Four MacNicols
by
[NOTE.–The following sketch of the founding of a Co-operative Association by four Scotch boys was originally meant for young people; but subsequently the writer ventured to think that it might prove equally interesting, or even more interesting, to grown-up folk, especially as parts of it are based on fact; and so it is now printed here for the first time.]
CHAPTER I.
JUVENTUS MUNDI.
It was on a bright and glorious morning in July that the great chieftain, Robert of the Red Hand, accompanied by his kinsmen and allies, put to sea in his war-galley, resolved to sweep the Spanish main free of all his enemies, and thereafter to hold high revel in the halls of Eilean-na-Rona. At least, that was how it appeared to the imagination of the great chieftain himself, though the simple facts of the case were a trifle less romantic. For this Robert of the Red Hand, more familiarly known as Rob MacNicol, or even as plain Rob, was an active, stout-sinewed, black-eyed lad of seventeen, whose only mark of chieftainship apparently was that, unlike his brothers, he wore shoes and stockings; these three relatives constituted his allies and kinsmen; the so-called Spanish main was in reality an arm of the sea better known in the Hebrides as Loch Scrone; and the war-galley was an old, ramshackle, battered, and betarred boat belonging generally to the fishing-village of Erisaig; for, indeed, the boat was so old and so battered that nobody now seemed to claim any special ownership of it.
These four MacNicols,–Robert, Neil, Nicol, and Duncan,–were, it must be admitted, an idle and graceless set, living for the most part a hand-to-mouth, amphibious, curlew-like kind of life, and far more given to aimless voyages in boats not belonging to them than inclined to turn their hand to any honest labour. But this must be said in their excuse that no boy or lad born in the village of Erisaig could by any means whatsoever be brought to think of becoming anything else than a fisherman. It was impossible to induce them to apprentice themselves to any ordinary trade. They would wait until they were old enough to go after the herring, like the others; that was man’s work; that was something like; that was different from staying ashore and twiddling one’s fingers over a pair of somebody else’s shoes, or laboriously shaping a block of sandstone for somebody else’s house. This Rob MacNicol, for example: it was only for want of a greater career that he had constituted himself a dreaded sea-rover, a stern chieftain, etc. etc. His secret ambition–his great and constant and secret ambition–went far farther than that. It was to be of man’s estate, broad-shouldered and heavy-bearded; to wear huge black boots up to his thighs, and a blue flannel jersey; to have a peaked cap (not forgetting a brass button on each side by way of smartness); and then to come along, in the afternoon, with a yellow oilskin tied up in a bundle, to the wharf where the herring fleet lay, the admiration and the envy of all the miserable creatures condemned to stay ashore.
In the meantime–in these days of joyous idleness, while as yet the cares and troubles which this history will have to chronicle were far away from him and his simply because they were unknown–Rob MacNicol, if he could not be a fisherman, could be an imaginary chieftain, and in that capacity he gave his orders as one who knew how to make himself obeyed.

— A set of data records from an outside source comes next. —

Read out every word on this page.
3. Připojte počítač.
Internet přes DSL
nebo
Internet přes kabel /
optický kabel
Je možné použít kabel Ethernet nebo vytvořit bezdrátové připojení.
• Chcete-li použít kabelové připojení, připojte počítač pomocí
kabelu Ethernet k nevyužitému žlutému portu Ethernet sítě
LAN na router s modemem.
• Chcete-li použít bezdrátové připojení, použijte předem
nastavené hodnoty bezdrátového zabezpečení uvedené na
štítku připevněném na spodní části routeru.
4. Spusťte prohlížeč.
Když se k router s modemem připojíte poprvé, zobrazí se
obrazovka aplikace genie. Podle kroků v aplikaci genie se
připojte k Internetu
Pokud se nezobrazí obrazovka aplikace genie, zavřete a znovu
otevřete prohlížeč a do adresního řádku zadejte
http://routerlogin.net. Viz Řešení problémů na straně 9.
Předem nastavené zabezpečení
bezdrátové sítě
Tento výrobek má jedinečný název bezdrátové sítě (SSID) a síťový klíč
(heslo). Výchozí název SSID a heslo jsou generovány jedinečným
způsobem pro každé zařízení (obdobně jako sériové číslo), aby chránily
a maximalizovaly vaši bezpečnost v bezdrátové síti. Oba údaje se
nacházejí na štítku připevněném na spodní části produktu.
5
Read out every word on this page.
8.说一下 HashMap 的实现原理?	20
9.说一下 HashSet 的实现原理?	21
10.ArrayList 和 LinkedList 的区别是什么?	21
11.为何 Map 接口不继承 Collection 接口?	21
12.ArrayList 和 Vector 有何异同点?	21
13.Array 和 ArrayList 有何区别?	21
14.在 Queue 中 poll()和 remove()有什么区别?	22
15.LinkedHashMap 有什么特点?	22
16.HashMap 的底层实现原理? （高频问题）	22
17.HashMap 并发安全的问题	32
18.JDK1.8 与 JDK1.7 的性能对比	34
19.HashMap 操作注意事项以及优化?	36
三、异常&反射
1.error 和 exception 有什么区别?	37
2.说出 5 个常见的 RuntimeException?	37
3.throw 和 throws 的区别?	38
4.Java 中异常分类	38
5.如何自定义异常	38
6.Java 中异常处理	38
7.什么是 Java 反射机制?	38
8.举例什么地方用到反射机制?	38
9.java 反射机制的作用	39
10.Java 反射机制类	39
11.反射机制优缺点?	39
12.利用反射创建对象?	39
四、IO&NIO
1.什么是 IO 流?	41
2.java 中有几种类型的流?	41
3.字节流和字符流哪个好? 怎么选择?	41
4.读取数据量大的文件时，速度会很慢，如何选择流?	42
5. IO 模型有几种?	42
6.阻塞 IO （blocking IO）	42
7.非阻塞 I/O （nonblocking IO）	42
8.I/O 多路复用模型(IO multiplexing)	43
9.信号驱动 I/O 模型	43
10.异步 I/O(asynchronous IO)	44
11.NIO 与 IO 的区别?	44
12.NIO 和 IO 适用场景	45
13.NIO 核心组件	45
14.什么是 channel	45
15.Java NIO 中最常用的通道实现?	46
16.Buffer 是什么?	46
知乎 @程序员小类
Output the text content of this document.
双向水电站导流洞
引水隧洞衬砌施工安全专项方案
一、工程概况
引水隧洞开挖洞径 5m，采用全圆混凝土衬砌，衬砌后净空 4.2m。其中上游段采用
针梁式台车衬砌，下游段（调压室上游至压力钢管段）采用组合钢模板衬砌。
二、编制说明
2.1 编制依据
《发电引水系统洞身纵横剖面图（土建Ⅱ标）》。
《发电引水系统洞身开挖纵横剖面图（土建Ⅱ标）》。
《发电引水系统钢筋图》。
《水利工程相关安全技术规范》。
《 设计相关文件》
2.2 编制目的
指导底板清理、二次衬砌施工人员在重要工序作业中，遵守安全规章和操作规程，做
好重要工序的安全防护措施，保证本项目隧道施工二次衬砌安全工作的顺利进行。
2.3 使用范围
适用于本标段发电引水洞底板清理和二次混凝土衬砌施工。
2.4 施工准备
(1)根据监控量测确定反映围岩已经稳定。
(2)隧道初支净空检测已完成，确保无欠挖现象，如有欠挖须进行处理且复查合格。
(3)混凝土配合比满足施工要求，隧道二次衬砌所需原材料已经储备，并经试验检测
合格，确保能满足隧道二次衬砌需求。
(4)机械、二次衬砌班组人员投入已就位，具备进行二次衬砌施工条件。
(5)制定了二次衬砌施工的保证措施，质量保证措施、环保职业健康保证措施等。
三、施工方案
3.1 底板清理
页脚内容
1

As soon as they had shoved the boat clear of the smacks, the jib was promptly set; the big lumps of stone that served for ballast were duly shifted; the lug-sail, as black as pitch and full of holes, was hoisted, and the halyards made fast; then the sheet was hauled in by Nicol MacNicol, who had been ordered to the helm; and finally the shaky old nondescript craft began to creep through the blue waters of Erisaig Bay. It was a lovely morning; the light breeze from the land seemed steady enough; altogether, nothing could have been more auspicious for the setting out of the great chieftain and his kinsmen.